O quadro investigativo contra o filho do presidente Lula é extenso. Relatórios da PF de dezembro de 2025 o apontam como suposto sócio oculto de Antonio Camilo Antunes, o “Careca do INSS”, preso desde setembro. Mensagens interceptadas mostram Antunes mencionando repasses ao “filho do rapaz” — referência que o Ministério Público interpreta como alusão a Lulinha. A movimentação financeira identificada soma R$ 19,5 milhões em quatro anos, de 2022 a 2026. Lulinha também fez viagens a Portugal com passagens e hospedagem pagas integralmente pelo investigado Antunes. Sua defesa confirma a viagem, justificando-a como visita a uma fábrica de cannabis medicinal.

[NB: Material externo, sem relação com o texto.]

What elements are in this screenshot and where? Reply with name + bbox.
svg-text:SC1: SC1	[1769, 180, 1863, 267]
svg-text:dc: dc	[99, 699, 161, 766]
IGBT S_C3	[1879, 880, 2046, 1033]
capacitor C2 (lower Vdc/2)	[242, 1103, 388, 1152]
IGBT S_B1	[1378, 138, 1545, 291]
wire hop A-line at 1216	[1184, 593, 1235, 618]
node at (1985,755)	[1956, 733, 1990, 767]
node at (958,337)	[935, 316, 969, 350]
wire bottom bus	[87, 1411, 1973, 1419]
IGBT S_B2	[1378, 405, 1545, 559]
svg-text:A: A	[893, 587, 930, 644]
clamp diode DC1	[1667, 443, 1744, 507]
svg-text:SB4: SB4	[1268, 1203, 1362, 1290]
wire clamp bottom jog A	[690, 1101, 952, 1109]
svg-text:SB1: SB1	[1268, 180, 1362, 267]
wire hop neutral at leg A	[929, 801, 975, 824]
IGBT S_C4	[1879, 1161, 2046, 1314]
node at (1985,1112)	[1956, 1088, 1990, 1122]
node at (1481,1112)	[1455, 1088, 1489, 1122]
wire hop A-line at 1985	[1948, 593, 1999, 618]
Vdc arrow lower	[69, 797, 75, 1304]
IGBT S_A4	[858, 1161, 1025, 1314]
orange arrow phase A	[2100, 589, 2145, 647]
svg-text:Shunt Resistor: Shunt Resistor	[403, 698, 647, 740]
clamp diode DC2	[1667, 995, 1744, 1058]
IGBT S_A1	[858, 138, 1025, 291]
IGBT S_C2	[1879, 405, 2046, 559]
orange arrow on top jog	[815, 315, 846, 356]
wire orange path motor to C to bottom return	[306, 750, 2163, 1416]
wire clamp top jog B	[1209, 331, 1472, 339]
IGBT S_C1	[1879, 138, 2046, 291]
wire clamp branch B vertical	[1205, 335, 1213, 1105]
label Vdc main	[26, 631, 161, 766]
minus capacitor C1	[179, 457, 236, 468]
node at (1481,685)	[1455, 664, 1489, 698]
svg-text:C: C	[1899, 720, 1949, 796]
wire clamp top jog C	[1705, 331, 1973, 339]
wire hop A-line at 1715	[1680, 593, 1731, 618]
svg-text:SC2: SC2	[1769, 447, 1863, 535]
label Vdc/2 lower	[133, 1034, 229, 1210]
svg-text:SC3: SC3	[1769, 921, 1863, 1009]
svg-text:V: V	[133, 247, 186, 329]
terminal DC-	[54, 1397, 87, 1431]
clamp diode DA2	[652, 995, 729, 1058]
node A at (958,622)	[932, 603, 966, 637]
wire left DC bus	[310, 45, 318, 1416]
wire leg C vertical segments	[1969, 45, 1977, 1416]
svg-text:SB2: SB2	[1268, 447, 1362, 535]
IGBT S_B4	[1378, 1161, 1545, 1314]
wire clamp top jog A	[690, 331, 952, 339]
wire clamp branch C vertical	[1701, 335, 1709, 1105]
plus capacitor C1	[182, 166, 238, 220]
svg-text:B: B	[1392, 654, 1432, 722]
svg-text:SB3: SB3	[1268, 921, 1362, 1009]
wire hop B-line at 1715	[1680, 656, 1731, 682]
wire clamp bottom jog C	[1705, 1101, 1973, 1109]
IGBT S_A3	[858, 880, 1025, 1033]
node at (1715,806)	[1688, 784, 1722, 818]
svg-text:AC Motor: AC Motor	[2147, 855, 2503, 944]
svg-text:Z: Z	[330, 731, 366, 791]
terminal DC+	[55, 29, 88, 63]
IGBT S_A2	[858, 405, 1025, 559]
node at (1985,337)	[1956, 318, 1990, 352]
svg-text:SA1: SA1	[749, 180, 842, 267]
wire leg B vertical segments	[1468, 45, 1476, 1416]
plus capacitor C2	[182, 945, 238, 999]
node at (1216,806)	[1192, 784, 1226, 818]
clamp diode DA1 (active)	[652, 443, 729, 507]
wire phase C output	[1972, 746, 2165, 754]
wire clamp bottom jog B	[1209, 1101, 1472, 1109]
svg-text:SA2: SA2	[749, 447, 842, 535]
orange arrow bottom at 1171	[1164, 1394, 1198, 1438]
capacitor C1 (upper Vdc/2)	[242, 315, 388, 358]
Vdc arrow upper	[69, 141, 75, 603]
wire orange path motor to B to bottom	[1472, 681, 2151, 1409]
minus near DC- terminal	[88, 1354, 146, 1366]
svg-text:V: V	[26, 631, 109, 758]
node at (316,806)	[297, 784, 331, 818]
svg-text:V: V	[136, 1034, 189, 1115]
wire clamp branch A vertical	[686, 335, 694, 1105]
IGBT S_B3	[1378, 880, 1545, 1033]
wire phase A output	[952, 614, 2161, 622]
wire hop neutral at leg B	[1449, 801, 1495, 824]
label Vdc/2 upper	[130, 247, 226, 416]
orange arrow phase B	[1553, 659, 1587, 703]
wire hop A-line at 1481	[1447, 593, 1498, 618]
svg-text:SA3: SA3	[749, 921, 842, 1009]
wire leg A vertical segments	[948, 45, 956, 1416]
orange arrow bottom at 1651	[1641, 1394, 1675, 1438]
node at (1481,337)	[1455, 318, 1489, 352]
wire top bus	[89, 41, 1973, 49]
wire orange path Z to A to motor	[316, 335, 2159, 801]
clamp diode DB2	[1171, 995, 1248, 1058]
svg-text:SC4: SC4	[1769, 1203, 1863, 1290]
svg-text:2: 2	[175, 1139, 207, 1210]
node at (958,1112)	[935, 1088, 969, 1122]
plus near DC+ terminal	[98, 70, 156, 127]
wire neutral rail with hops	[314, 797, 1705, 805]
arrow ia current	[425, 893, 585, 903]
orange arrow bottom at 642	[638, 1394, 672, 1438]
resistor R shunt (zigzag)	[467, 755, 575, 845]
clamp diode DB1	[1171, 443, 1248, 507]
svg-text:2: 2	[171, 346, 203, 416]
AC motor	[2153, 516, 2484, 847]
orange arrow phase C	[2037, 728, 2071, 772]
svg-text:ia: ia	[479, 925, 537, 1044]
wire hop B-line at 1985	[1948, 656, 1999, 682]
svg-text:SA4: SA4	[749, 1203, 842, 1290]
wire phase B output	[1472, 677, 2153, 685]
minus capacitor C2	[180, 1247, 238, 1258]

Para o trabalhador aposentado que foi roubado nesse esquema, o que chama atenção é a proteção institucional que Lulinha tem recebido. O ministro Flávio Dino, do STF, chegou a suspender a quebra de sigilo aprovada pela CPMI — decisão que parlamentares da oposição chamaram de “escárnio”. Agora, com a empresa aberta no exterior, a oposição cobra explicações: por que criar uma empresa de gaveta em Madri no exato momento em que a investigação avança? A defesa de Lulinha nega qualquer irregularidade. Mas as perguntas seguem sem resposta — e o dinheiro dos aposentados, sem destino claro.